The NSW Department of Corrective Services commenced an investigation into the hanging deaths of two prisoners. One, an Aboriginal youth, died at the Cessnock Correctional Centre on 3 March, the other, a non-Aboriginal man, died at Goulburn Correctional Centre on 4 March.

8 March

Federal Minister for Aboriginal Affairs Senator John Herron tabled a submission to the Cabinet which, if adopted, would implement the recommendations of the Reeves Report. This is in spite of a bipartisan House of Representatives committee’s rejection of that report last year.

13 March

Foreign Minister Alexander Downer released to the public a reference paper jointly prepared by the UN Commission for Human Rights and UNICEF. The paper advises the Government of its obligations under the Convention of the Rights of the Child, the International Covenant on Civil and Political Rights and the International Convention on the Elimination of All Forms of Racial Discrimination but does not state whether the WA and NT Mandatory sentencing laws breach these obligations.
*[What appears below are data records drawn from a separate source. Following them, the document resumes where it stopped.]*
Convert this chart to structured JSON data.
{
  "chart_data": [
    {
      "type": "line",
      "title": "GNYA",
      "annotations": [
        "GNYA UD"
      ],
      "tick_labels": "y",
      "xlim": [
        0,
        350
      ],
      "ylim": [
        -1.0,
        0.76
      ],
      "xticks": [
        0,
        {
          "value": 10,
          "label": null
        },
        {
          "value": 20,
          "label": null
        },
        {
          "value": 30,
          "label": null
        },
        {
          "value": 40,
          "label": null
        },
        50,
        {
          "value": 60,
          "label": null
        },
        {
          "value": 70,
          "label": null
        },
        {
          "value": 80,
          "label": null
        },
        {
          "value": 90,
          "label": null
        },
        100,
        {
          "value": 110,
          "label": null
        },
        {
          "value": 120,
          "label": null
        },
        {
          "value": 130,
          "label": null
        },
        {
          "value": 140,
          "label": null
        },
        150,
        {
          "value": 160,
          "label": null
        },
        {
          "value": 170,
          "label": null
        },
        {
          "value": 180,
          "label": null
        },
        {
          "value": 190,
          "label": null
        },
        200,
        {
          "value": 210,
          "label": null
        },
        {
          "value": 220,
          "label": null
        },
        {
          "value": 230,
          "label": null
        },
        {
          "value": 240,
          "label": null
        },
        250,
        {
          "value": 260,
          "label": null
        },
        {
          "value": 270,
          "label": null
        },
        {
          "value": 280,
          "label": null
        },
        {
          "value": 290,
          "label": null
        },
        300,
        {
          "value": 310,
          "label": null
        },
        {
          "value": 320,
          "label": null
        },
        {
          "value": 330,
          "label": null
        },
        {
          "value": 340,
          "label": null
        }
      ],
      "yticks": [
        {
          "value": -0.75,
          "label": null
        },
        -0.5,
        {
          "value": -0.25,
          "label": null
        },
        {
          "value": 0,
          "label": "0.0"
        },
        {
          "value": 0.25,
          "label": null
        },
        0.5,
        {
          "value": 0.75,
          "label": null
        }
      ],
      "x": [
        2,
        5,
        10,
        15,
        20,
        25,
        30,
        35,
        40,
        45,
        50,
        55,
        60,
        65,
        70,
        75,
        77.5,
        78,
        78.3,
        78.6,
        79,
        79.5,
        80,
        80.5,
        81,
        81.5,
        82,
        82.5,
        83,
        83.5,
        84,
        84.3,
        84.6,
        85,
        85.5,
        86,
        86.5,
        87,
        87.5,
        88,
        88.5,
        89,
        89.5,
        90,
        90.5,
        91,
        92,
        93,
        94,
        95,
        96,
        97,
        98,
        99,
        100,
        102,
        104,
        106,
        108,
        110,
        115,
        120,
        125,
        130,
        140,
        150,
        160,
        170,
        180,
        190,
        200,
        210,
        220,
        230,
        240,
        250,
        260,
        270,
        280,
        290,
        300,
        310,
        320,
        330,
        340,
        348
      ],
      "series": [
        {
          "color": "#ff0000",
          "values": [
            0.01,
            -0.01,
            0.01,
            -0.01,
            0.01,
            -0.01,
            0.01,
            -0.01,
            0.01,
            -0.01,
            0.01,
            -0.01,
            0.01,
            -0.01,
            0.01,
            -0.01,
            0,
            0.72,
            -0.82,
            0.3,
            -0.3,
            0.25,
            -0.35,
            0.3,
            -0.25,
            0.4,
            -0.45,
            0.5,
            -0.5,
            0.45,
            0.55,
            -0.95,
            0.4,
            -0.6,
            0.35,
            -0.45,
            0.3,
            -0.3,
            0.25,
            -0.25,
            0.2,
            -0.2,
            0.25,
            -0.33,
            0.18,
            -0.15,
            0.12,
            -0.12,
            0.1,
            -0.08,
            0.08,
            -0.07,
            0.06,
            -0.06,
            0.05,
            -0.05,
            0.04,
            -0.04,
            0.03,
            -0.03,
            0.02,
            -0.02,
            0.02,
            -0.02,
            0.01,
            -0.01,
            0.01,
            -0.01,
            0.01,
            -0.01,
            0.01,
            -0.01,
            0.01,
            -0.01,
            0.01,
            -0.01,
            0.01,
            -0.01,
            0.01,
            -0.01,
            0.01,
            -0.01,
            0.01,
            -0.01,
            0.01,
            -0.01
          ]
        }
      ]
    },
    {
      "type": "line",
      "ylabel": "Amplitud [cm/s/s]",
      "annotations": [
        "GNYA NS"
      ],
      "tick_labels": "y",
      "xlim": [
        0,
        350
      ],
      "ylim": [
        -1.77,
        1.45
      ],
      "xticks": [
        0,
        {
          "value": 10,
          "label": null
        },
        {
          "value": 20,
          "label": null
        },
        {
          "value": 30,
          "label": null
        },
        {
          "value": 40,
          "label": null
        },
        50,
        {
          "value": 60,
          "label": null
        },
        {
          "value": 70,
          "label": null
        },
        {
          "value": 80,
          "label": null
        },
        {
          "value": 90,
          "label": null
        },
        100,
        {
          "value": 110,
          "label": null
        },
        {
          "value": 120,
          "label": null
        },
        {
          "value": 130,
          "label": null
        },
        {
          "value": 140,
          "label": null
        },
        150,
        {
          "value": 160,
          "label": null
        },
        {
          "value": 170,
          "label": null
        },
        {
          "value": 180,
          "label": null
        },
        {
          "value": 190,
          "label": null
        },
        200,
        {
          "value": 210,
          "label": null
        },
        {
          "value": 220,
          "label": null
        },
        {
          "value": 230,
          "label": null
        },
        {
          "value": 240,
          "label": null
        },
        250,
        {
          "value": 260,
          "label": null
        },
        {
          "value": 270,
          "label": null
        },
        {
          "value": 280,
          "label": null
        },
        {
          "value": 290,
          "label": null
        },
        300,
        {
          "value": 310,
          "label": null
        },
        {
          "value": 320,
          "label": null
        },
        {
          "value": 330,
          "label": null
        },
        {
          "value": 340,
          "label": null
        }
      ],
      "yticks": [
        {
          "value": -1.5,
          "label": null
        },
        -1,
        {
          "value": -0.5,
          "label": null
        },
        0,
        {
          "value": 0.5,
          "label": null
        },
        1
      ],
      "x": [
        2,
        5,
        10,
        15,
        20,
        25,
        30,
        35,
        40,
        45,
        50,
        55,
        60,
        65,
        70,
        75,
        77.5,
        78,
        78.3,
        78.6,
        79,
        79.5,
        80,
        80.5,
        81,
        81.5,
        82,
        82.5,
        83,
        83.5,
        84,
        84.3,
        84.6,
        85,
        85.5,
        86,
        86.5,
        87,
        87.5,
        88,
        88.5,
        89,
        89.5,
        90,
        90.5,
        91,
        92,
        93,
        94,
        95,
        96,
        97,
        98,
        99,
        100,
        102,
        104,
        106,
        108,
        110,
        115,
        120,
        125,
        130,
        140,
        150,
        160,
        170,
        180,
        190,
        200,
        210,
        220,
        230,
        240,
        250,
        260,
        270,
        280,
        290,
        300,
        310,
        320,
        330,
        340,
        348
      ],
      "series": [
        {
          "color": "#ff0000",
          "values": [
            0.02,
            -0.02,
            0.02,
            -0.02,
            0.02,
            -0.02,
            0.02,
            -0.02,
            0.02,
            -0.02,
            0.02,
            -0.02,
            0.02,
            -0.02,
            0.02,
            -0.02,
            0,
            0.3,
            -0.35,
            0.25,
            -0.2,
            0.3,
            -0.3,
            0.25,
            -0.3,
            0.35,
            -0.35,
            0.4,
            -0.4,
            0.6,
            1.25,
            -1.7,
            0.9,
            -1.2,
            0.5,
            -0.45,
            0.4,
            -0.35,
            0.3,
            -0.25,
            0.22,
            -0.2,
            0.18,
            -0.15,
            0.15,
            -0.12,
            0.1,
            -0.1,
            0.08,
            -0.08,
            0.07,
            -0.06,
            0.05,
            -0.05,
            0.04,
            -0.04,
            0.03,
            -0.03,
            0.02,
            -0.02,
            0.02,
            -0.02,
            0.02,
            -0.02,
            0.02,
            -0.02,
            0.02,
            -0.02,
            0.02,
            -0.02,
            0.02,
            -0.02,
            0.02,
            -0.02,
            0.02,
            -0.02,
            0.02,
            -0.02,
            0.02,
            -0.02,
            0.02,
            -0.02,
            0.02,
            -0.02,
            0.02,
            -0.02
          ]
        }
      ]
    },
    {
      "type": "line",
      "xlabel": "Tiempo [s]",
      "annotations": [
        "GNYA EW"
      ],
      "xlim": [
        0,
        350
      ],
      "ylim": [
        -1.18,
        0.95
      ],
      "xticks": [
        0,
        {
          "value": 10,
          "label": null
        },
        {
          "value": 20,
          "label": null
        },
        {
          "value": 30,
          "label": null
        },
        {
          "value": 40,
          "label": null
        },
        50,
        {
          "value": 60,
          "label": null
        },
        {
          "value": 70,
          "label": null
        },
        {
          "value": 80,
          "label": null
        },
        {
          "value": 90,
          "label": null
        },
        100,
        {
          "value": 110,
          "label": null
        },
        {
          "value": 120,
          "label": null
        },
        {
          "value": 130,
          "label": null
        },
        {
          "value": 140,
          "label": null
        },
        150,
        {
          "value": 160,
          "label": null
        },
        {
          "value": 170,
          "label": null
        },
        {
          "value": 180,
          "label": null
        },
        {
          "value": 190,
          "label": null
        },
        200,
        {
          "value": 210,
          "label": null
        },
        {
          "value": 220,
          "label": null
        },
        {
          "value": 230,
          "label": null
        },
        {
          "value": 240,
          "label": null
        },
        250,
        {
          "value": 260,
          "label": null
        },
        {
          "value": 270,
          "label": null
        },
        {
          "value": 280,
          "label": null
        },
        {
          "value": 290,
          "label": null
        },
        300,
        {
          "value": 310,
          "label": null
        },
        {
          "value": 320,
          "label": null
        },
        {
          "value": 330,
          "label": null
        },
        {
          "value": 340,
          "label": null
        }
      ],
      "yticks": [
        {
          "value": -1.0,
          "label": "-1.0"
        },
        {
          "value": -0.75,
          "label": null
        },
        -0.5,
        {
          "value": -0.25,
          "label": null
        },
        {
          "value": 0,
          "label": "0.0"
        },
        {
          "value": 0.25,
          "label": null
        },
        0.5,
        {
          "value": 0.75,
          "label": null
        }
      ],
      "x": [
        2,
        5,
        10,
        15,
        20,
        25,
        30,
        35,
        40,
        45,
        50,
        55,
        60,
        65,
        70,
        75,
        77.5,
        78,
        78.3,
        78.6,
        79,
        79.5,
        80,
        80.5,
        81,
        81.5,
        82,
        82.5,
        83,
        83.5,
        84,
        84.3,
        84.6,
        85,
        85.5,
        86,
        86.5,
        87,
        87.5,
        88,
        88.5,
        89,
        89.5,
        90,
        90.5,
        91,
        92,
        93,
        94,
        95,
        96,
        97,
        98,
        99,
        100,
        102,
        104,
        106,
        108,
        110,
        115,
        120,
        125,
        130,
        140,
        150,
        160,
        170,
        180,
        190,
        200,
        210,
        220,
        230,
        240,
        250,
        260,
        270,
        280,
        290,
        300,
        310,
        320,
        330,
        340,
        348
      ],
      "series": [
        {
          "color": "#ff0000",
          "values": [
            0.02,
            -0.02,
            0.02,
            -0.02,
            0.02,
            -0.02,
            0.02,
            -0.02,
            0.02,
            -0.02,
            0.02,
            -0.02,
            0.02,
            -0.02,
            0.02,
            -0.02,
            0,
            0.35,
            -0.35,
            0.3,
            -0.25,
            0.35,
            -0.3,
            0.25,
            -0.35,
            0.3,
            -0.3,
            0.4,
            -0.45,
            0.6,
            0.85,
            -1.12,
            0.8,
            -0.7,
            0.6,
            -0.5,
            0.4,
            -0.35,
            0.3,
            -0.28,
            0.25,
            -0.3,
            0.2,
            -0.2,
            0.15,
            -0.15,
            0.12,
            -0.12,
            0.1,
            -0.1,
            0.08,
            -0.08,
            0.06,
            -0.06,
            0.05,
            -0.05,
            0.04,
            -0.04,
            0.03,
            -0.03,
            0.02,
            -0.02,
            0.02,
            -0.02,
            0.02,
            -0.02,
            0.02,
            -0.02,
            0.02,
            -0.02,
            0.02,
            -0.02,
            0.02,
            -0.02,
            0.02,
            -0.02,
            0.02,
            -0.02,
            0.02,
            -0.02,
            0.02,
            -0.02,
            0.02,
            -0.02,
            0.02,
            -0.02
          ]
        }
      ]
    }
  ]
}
On 17 March, the Sydney Morning Herald published documents revealing that several adverse findings, which may have formed the basis for a UNHRC request to override the States’ laws, were excluded from the final report because of diplomatic pressure from Australia.

13 March

The majority report of the Senate Legal and Constitutional References Committee recommended Federal Government intervention to overturn the NT and WA mandatory sentencing laws as they apply to children. The Federal Cabinet rejected the recommendation to expedite House of Representatives debate of the Human Rights (Mandatory Sentencing of Juvenile Offenders) Bill 1999. The two Liberal members of the committee, Senators Helen Coonan and Marise Payne, submitted a minority report stating that the Bill should only apply to the NT laws.

13 March

Lawyers acting for the Northern Territory Aboriginal Justice Advocacy Committee commenced a Supreme Court action against the NT Government, which continues to transfer Aboriginal prisoners from Darwin to Alice Springs in direct contravention of recommendation 168 of the Royal Commission into Aboriginal Deaths in Custody, after non-legal means of communicating this breach to Corrective services went unheeded.

14 March

In the House of Representatives, Liberal MP Dana Vale moved a private members bill to overturn the NT’s mandatory sentencing laws.

16 March

In a party-room meeting, Prime Minister John Howard instructed Coalition MPs to vote against Liberal MP Dana Vale’s private member’s bill. Ms Vale subsequently withdrew her bill.

21 March

Mining company Kingstream admitted to paying at least $55,000 to support the registration of the Yaburara peoples’ native title claim. The claim would affect land which both Kingstream and a rival company, Mineralogy, have interests in.

22 March

Immigration Minister Phillip Ruddock presented the Australian Government’s report to the UN Committee for the Elimination of Racial Discrimination (‘CERD’).

23 March

The West Australian Government introduced the Police Service’s Protective Custody Bill 2000. If passed, the law would give police the power to detain children for up to eight hours without charging them if it was suspected that they were intoxicated. The law also extends police powers to detain intoxicated adults without laying charges.

25 March

After hearing the Australian government’s 10, 11 and 12 periodic reports on the implementation of the UN Convention on the Elimination of All Forms of Racial Discrimination, the UN Committee on the Elimination of Racial Discrimination (CERD) re-stated its 1999 recommendation that the operation of the 1998 amendments to the Native Title Act 1993 (Cth) be suspended. The Committee also recommended that the WA and NT mandatory sentencing laws discriminated against Aboriginal people and that the Federal Government should therefore override the laws.

26 March

The Federal Government lodged a formal complaint against the CERD to the UN.

30 March

Foreign Affairs Minister Alexander Downer announced a review of Australia’s participation in the treaty system, due to be tabled in Cabinet in early June.